The result? Not just point estimates, but a range of possible outcomes – and the KPIs you actually need to decide: coverage, unmet demand, revenue vs. cost, CO₂ reduction, service equity.
Why It Matters
Imagine City A is considering launching a new e-scooter service.
Traditional methodology (without simulation):
- The city hires consultants who build a spreadsheet-based demand forecast.
- They use population density by district, average trip length, and benchmark usage from other cities.
- The model outputs:
- “500 scooters will generate around 1,000 trips/day, bringing €1.2M annual revenue.”
- Based on this, the city approves a 500-scooter pilot.
But here’s what this approach misses:
- It treats the city as broad zones – ignoring that in some neighborhoods scooters are a 2-minute walk away, while in others they’re 15 minutes away (a deal-breaker for riders).
- It assumes average weather – but in City A, 20% of days are rainy, when demand drops sharply.
- It ignores operational constraints like battery swaps, parking compliance, or rebalancing costs.
- It provides a single outcome – one number for “expected trips” – with no insight into what happens if usage patterns shift.
Simulation methodology (with Urbiverse):
- Instead of averages, a digital twin of City A is built: street network, land use, weather, events, and transport connections.
- Demand is simulated at the trip level: who rides, where, and under what conditions.
- The model tests multiple strategies automatically:
- 400 vs. 500 vs. 800 scooters
- weekdays vs. weekends
- rainy vs. sunny days
- with/without new parking hubs in the city center
- Outputs are decision-ready KPIs: coverage, unmet demand, rebalancing costs, CO₂ savings, service equity.
The result?
- The spreadsheet says: “500 scooters = 1,000 trips/day.”
- The simulation shows:
- With 500 scooters, central districts are oversupplied while outer neighborhoods face unmet demand.
- Adding parking hubs near metro stations increases ridership by 15% and reduces rebalancing costs by 20%.
- On rainy days, trips drop by 30% – but demand for public transport integration rises.

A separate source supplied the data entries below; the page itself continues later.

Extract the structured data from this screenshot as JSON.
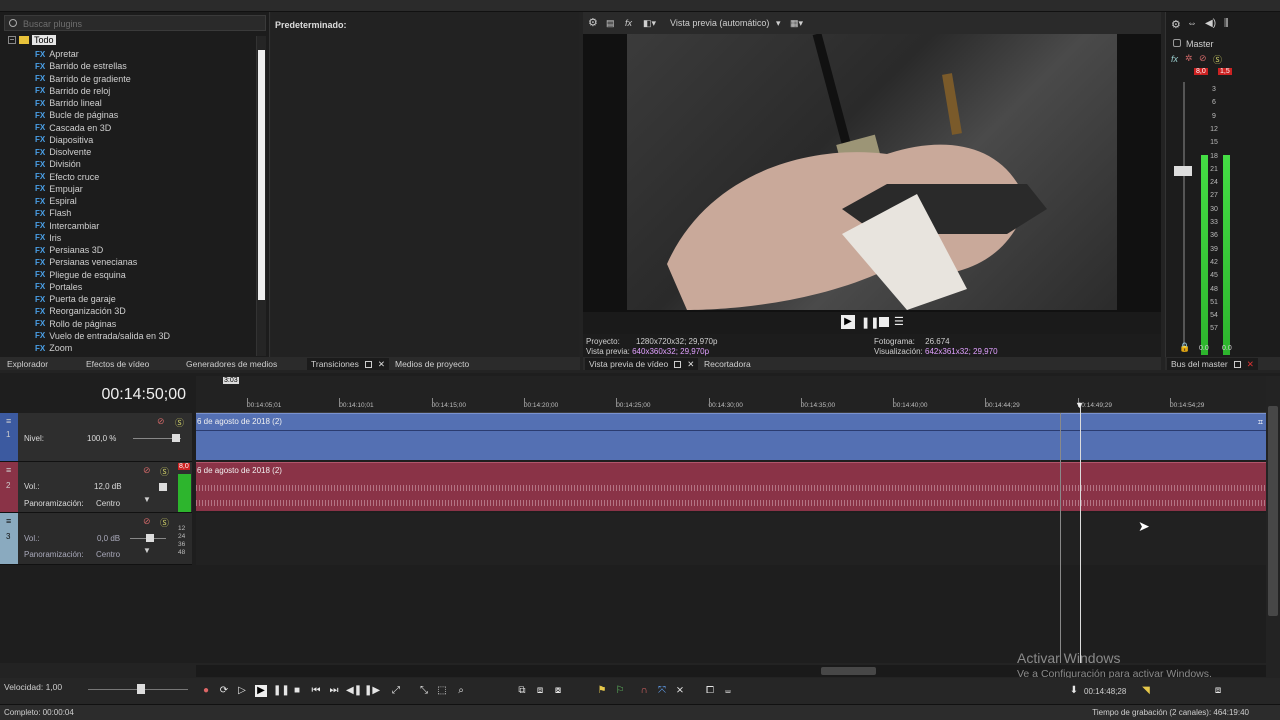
{
  "explorer": {
    "search_placeholder": "Buscar plugins",
    "root_label": "Todo",
    "items": [
      "Apretar",
      "Barrido de estrellas",
      "Barrido de gradiente",
      "Barrido de reloj",
      "Barrido lineal",
      "Bucle de páginas",
      "Cascada en 3D",
      "Diapositiva",
      "Disolvente",
      "División",
      "Efecto cruce",
      "Empujar",
      "Espiral",
      "Flash",
      "Intercambiar",
      "Iris",
      "Persianas 3D",
      "Persianas venecianas",
      "Pliegue de esquina",
      "Portales",
      "Puerta de garaje",
      "Reorganización 3D",
      "Rollo de páginas",
      "Vuelo de entrada/salida en 3D",
      "Zoom"
    ],
    "fx_badge": "FX",
    "preset_header": "Predeterminado:"
  },
  "left_tabs": [
    "Explorador",
    "Efectos de vídeo",
    "Generadores de medios",
    "Transiciones",
    "Medios de proyecto"
  ],
  "preview": {
    "mode": "Vista previa (automático)",
    "project_label": "Proyecto:",
    "project_value": "1280x720x32; 29,970p",
    "preview_label": "Vista previa:",
    "preview_value": "640x360x32; 29,970p",
    "frame_label": "Fotograma:",
    "frame_value": "26.674",
    "display_label": "Visualización:",
    "display_value": "642x361x32; 29,970",
    "tabs": [
      "Vista previa de vídeo",
      "Recortadora"
    ]
  },
  "master": {
    "title": "Master",
    "peak_left": "8,0",
    "peak_right": "1,5",
    "scale": [
      "3",
      "6",
      "9",
      "12",
      "15",
      "18",
      "21",
      "24",
      "27",
      "30",
      "33",
      "36",
      "39",
      "42",
      "45",
      "48",
      "51",
      "54",
      "57"
    ],
    "bottom_left": "0.0",
    "bottom_right": "0.0",
    "tab": "Bus del master"
  },
  "timeline": {
    "timecode": "00:14:50;00",
    "marker": "3:03",
    "ticks": [
      "00:14:05;01",
      "00:14:10;01",
      "00:14:15;00",
      "00:14:20;00",
      "00:14:25;00",
      "00:14:30;00",
      "00:14:35;00",
      "00:14:40;00",
      "00:14:44;29",
      "00:14:49;29",
      "00:14:54;29"
    ],
    "track1": {
      "num": "1",
      "level_label": "Nivel:",
      "level_value": "100,0 %",
      "clip": "6 de agosto de 2018 (2)"
    },
    "track2": {
      "num": "2",
      "vol_label": "Vol.:",
      "vol_value": "12,0 dB",
      "pan_label": "Panoramización:",
      "pan_value": "Centro",
      "peak": "8,0",
      "clip": "6 de agosto de 2018 (2)"
    },
    "track3": {
      "num": "3",
      "vol_label": "Vol.:",
      "vol_value": "0,0 dB",
      "pan_label": "Panoramización:",
      "pan_value": "Centro"
    },
    "meter_scale": [
      "12",
      "24",
      "36",
      "48"
    ]
  },
  "transport": {
    "rate_label": "Velocidad: 1,00",
    "position": "00:14:48;28"
  },
  "status": {
    "left": "Completo: 00:00:04",
    "right": "Tiempo de grabación (2 canales): 464:19:40"
  },
  "watermark": {
    "line1": "Activar Windows",
    "line2": "Ve a Configuración para activar Windows."
  }
}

That’s the difference between a static estimate and a living decision lab: one tells you “what might happen on paper,” the other shows you how the system behaves in the real world under different futures.
The Bottom Line
Spreadsheets and dashboards are calculators.
A simulation engine is a decision lab.
For cities and operators, that means the confidence to launch new schemes knowing not only what’s likely to happen – but also how different futures could play out.
Book a call and start your simulations
FAQs
Q: How does Urbiverse’s simulation engine go beyond prediction? A: It doesn’t just forecast demand – it recreates how the entire mobility ecosystem behaves. Demand, supply, and infrastructure are simulated together, showing how operational choices ripple across the network.
Q: Do cities need extensive proprietary data to start using it? A: No. Urbiverse can build a realistic digital twin using open and public data such as demographics, land use, GTFS feeds, and weather records. When operators share trip or fleet data, accuracy simply increases.
Q: What insights can decision-makers expect? A: Actionable KPIs like coverage, unmet demand, revenue, rebalancing costs, and emissions – presented not as single values, but as ranges across different “what-if” scenarios, helping teams choose the best strategy.
Q: How often can the simulations be updated? A: Continuously. The model learns from new operational or trip data, so simulations improve as conditions evolve – unlike static consultant reports that freeze after delivery.
Q:Who benefits most from using Urbiverse?
A: Urban mobility operators, infrastructure investors, and urban planners who need to test fleet sizes, pricing models, or station placement before launching a service — and later use the same simulations to review, adjust, and optimize their strategy once the service is live.